Friday, May 1, 2009

Alan Borovoy retires

After over four decades of civil rights activism Alan Borovoy is stepping down as General Counsel of the Canadian Civil Liberties Association. Among a host of other accomplishments, he played a significant role in events that led to the establishment of "Human Rights" Commissions and Tribunals which have since mutated into abusive kangaroo courts. He has recently acknowledged concerns about their threat to freedom of expression:

... Freedom of expression in Canada still needs protection. When human-rights laws and commissions first were established, the idea, Borovoy said, was to combat rampant discrimination in the workforce and housing market.

No one dreamed the legislation and commissions would be used against legitimate free speech, yet in the case of Maclean's magazine, for example, they were. In 2008, the British Columbia Human Rights Commission, in response to a complaint by the Canadian Islamic Congress, ruled that a 2006 Maclean's article did not violate the province's hate-speech law.
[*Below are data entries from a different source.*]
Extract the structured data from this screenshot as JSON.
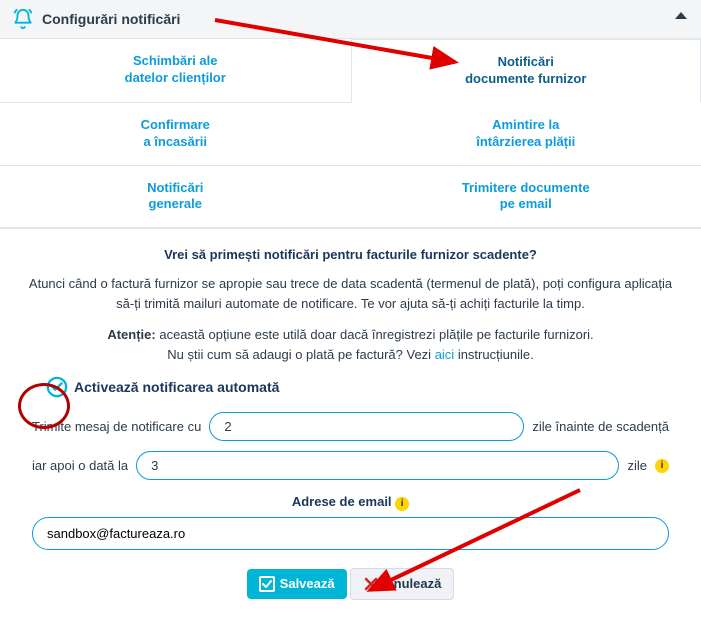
{
  "header": {
    "title": "Configurări notificări"
  },
  "tabs": [
    {
      "line1": "Schimbări ale",
      "line2": "datelor clienților",
      "active": false
    },
    {
      "line1": "Notificări",
      "line2": "documente furnizor",
      "active": true
    },
    {
      "line1": "Confirmare",
      "line2": "a încasării",
      "active": false
    },
    {
      "line1": "Amintire la",
      "line2": "întârzierea plății",
      "active": false
    },
    {
      "line1": "Notificări",
      "line2": "generale",
      "active": false
    },
    {
      "line1": "Trimitere documente",
      "line2": "pe email",
      "active": false
    }
  ],
  "texts": {
    "question": "Vrei să primești notificări pentru facturile furnizor scadente?",
    "para1": "Atunci când o factură furnizor se apropie sau trece de data scadentă (termenul de plată), poți configura aplicația să-ți trimită mailuri automate de notificare. Te vor ajuta să-ți achiți facturile la timp.",
    "attention_label": "Atenție:",
    "attention_text": " această opțiune este utilă doar dacă înregistrezi plățile pe facturile furnizori.",
    "help_pre": "Nu știi cum să adaugi o plată pe factură? Vezi ",
    "help_link": "aici",
    "help_post": " instrucțiunile.",
    "activate": "Activează notificarea automată",
    "row1_left": "Trimite mesaj de notificare cu",
    "row1_right": "zile înainte de scadență",
    "row2_left": "iar apoi o dată la",
    "row2_right": "zile",
    "email_heading": "Adrese de email",
    "info_glyph": "i"
  },
  "inputs": {
    "days_before": "2",
    "repeat_days": "3",
    "email": "sandbox@factureaza.ro"
  },
  "buttons": {
    "save": "Salvează",
    "cancel": "Anulează"
  }
}
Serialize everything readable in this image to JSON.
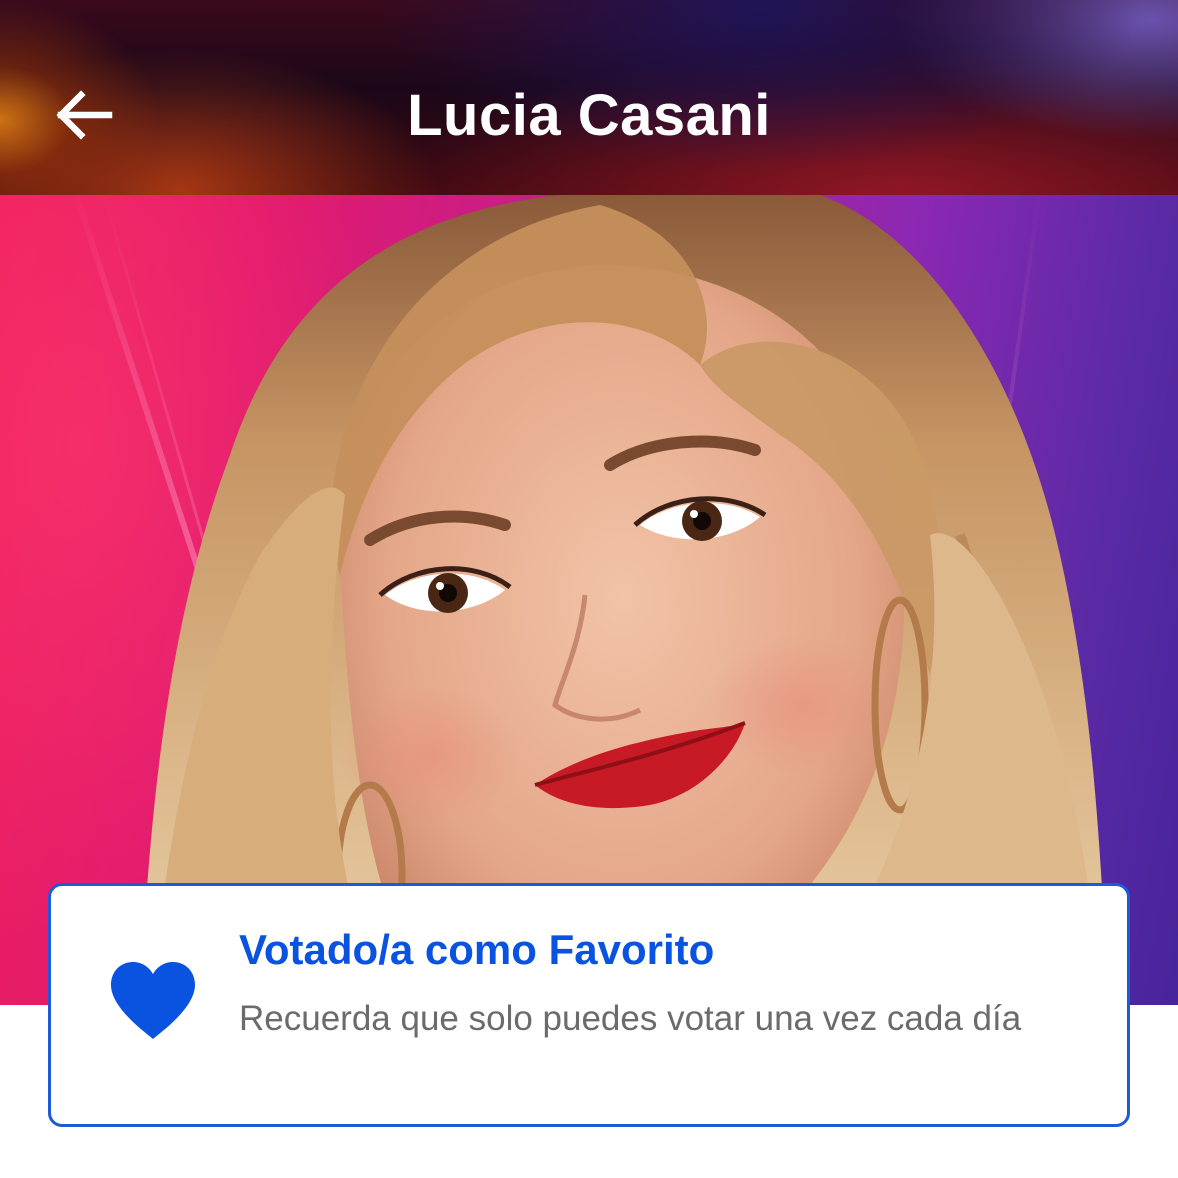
{
  "header": {
    "title": "Lucia Casani",
    "back_icon": "arrow-left-icon"
  },
  "hero": {
    "image": "contestant-portrait"
  },
  "vote_card": {
    "icon": "heart-icon",
    "title": "Votado/a como Favorito",
    "message": "Recuerda que solo puedes votar una vez cada día"
  },
  "colors": {
    "accent_blue": "#0a52e0",
    "card_border": "#1b5bd6",
    "message_gray": "#6b6b6b",
    "title_white": "#ffffff"
  }
}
Borovoy, an opponent of Canada's hate-speech laws, said he does not believe that we have to choose between accepting vile statements, between doing nothing, and enforcing a law like the hate law. There are other responses that we're capable of."

There is, as Alan Borovoy says, work still to do. The biggest threat to that work, to the cause of civil liberties in Canada, said Borovoy, is public apathy.

If Mr. Borovoy has been keeping up with all the activities of "Human Rights" Commmissions (e.g. if he’s read Ezra Levant’s book, "Shakedown") he will be aware that they’re abusing more than our freedom of speech. In retirement he should take up advocacy for reforming what he helped create while on the job.